The first claim of lichenisation for this fungus was made in 1970 by Rolf Singer, who wrote:
Marasmiellus affixus (Berk.) Sing. also is lichenised and grows in association with a crustaceous lichen (sic) on the surface of Eucalyptus saplings in Australia.
That was all, with no reference to any investigation of a fungal-photobiont connection. In 1973 he gave some more information:
I have received material of a crustaceous organism consisting of Coccomyxa imbedded in basidiomycetous hyphae, and these fruiting in the form of a pleurotoid Marasmiellus of section Marasmiellus which was identified as Marasmiellus affixus (Berk.) Sing. by me. It was collected by W.A. Weber, F.15045, 19 October 1967 in New South Wales: Bradford Distr., between Major's Creek and Araluen, Jan. 6, 1846, on saplings of Eucalyptus robertsonii.
This Marasmiellus belongs in the same group as the original Marasmiellus described by Murrill. It has a poor Rameales-structure in the surface layers of the pileus, and ellipsoid spores (5)-6.5-7.6 x 3.8-4.5 μ, inamyloid; the hyphae with walls 0.2-0.5 μ thick, with clamp connections. In the present monograph we would place it near or in stirps Inoderma.
The carpophores are gregarious and found exclusively where there is a covering of algae. The mycelial mat interweaving with the Coccomyxa is in places so scattered that in rather large accumulations of algal cells only a few mycelial threads can be seen whereas in others the mycelium is so thick that the algal cells are completely covered by it and the crustaceous base on top of the eucalyptus (sic) bark appears white instead of green. The crust is of indistinct morphology and therefore the association of alga and fungus appears to be less strict and obligatory than in Botrydina and Coriscium [material seen by us (1970) and the ones studied by Heli Heikkillä & Paavo Kallio (1966)]. On the other hand some cells of the alga are occasionally found in the trams of the fruiting body.
The 1846 date of collection of the type material has inadvertently remained in Singer's main text, rather than in the footnote which gives the details about the type material. Once that error is ignored the remaining words seem to constitute the only detailed published analysis of Marasmiellus affixus, and seemingly an analysis based on just one collection. The 2001 paper by Oberwinkler gives a good summary of the state of basidiolichen knowledge at the beginning of the 21st century, has diagrams that show the details of fungus-photobiont connections in various species but does not mention Marasmiellus affixus. The detailed molecular analyses of basidiolichens published by Lawrey and colleagues in 2009 do not include Marasmiellus affixus.

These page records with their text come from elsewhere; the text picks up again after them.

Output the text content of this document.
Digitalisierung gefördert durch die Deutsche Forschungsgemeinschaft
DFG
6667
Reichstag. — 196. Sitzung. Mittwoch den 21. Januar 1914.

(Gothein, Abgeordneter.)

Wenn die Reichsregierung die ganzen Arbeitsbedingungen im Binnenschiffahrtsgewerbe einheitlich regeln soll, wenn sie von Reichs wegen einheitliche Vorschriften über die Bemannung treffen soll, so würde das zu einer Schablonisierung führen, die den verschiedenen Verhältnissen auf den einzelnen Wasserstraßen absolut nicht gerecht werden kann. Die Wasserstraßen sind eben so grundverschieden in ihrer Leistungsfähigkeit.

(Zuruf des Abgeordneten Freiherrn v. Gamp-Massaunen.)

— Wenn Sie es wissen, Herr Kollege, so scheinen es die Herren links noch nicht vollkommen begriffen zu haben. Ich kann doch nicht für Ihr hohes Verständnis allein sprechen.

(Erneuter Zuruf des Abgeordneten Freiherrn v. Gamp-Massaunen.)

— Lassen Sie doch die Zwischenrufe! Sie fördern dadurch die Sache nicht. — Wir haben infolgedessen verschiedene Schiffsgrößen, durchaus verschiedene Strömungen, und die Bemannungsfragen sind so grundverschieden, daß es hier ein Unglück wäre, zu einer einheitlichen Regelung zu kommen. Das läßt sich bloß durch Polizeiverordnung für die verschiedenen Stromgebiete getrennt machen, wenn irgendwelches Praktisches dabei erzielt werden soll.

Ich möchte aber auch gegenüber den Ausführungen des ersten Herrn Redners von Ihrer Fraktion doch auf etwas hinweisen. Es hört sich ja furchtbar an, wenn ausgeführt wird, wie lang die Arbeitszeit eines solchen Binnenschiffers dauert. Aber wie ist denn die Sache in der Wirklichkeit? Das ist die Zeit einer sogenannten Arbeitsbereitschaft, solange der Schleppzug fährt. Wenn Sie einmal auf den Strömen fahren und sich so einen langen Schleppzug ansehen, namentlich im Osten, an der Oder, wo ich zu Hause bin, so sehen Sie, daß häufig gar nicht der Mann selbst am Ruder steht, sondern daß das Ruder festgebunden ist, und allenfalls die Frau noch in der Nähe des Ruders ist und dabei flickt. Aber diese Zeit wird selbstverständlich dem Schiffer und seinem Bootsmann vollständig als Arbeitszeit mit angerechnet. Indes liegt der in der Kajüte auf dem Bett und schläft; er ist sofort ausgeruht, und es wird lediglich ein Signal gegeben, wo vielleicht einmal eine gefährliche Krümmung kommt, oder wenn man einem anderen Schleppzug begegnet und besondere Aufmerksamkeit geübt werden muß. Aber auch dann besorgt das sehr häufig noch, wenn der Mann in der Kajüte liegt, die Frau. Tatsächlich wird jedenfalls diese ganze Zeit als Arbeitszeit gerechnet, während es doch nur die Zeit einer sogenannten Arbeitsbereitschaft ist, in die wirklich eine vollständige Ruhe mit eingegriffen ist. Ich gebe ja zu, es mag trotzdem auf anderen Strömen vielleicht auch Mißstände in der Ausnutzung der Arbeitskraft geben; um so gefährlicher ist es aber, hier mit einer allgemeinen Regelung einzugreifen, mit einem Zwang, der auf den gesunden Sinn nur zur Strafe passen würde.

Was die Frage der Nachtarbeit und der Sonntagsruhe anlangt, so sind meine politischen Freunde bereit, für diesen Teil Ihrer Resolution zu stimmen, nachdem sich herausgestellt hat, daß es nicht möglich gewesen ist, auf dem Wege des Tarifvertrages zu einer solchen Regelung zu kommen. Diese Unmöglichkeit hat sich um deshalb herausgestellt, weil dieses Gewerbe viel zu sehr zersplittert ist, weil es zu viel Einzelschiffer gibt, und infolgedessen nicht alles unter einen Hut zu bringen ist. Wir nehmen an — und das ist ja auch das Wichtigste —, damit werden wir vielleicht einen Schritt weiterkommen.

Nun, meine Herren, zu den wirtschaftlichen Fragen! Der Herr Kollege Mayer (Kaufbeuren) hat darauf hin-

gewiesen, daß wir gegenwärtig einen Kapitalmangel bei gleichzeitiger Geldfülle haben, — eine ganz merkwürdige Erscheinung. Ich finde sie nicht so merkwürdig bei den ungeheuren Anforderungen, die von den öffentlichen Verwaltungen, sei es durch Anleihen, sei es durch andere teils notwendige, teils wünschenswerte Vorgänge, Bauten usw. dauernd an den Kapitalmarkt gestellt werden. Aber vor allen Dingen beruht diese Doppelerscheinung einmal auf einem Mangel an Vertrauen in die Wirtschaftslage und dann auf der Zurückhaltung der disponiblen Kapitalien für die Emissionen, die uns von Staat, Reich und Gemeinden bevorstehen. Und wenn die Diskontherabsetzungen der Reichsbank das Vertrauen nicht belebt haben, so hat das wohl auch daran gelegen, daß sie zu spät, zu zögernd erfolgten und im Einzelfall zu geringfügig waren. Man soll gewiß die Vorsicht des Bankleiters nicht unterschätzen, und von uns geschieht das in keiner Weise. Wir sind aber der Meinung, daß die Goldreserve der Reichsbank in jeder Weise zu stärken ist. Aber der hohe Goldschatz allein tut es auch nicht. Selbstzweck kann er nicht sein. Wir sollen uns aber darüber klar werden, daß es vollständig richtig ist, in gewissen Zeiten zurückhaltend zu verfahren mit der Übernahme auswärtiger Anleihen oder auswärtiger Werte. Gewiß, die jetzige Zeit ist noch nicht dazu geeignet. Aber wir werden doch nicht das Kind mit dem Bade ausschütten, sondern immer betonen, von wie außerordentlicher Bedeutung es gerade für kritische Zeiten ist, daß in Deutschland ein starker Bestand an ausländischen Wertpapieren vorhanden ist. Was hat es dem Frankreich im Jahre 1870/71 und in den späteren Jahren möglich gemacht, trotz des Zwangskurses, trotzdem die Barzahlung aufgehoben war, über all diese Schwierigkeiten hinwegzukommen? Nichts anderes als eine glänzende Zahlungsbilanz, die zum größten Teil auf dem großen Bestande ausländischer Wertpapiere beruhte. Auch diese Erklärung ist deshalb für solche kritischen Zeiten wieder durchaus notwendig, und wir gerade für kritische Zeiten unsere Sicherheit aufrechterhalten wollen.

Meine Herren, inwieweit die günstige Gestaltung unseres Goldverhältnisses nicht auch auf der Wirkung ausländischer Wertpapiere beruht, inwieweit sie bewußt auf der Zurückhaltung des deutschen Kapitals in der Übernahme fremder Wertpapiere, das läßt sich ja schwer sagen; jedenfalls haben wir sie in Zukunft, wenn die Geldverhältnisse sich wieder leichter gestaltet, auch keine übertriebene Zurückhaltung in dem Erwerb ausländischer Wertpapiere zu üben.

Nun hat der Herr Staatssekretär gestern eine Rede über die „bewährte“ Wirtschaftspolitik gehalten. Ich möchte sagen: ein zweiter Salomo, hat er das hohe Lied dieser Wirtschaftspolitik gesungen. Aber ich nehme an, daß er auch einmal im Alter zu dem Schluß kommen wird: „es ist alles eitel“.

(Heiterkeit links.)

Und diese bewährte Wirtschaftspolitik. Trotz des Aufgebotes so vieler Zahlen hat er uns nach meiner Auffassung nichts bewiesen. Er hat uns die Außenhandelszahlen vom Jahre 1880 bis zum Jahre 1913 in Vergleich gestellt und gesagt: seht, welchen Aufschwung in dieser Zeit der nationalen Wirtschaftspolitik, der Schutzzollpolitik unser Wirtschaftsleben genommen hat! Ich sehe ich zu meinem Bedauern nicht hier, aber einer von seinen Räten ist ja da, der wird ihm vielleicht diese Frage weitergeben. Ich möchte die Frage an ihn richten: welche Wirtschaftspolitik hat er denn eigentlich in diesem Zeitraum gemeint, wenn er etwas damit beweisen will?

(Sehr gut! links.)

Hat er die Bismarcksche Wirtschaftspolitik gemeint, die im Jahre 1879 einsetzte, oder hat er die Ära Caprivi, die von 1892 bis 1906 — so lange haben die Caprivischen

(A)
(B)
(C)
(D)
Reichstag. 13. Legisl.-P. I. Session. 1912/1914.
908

Singer's comments are illuminating and suggest lichenisation but do not constitute proof. He published no observations about the nature of any hyphal-algal connection and, in essence, assumed lichenisation based on proximity of hyphae and algal cells. The occurrence of some algal cells in the trama of the fruiting body is not significant, since foreign bodies occasionally appear in fungal fruiting bodies. The situation is best summarised by saying that lichenisation in Marasmiellus affixus is plausible but not proven.
Lawrey, JD; Lücking, R; Sipman, HJM; Chaves, JL; Redhead, SA; Bungartz, F; Sikaroodi, M & Gillevet, PM. (2009). High concentration of basidiolichens in a single family of agaricoid mushrooms (Basidiomycota: Agaricales: Hygrophoraceae). Mycological Research, 113, 1154-1171.
Oberwinkler, F. (2001). Basidiolichens, Chapter 12 in Hock, B (ed.) The Mycota IX: Fungal Associations, Springer, Berlin.
Singer, R. (1970). Omphalinae (Clitocybeae-Tricholomataceae Basidiomycetes). Hafner Publishing Company, New York. [=Flora Neotropica, Monograph No. 3]
Singer, R. (1973) The genera Marasmiellus, Crepidotus and Simocybe in the Neotropics. Cramer [=Beihefte zur Nova Hedwigia, Heft 44].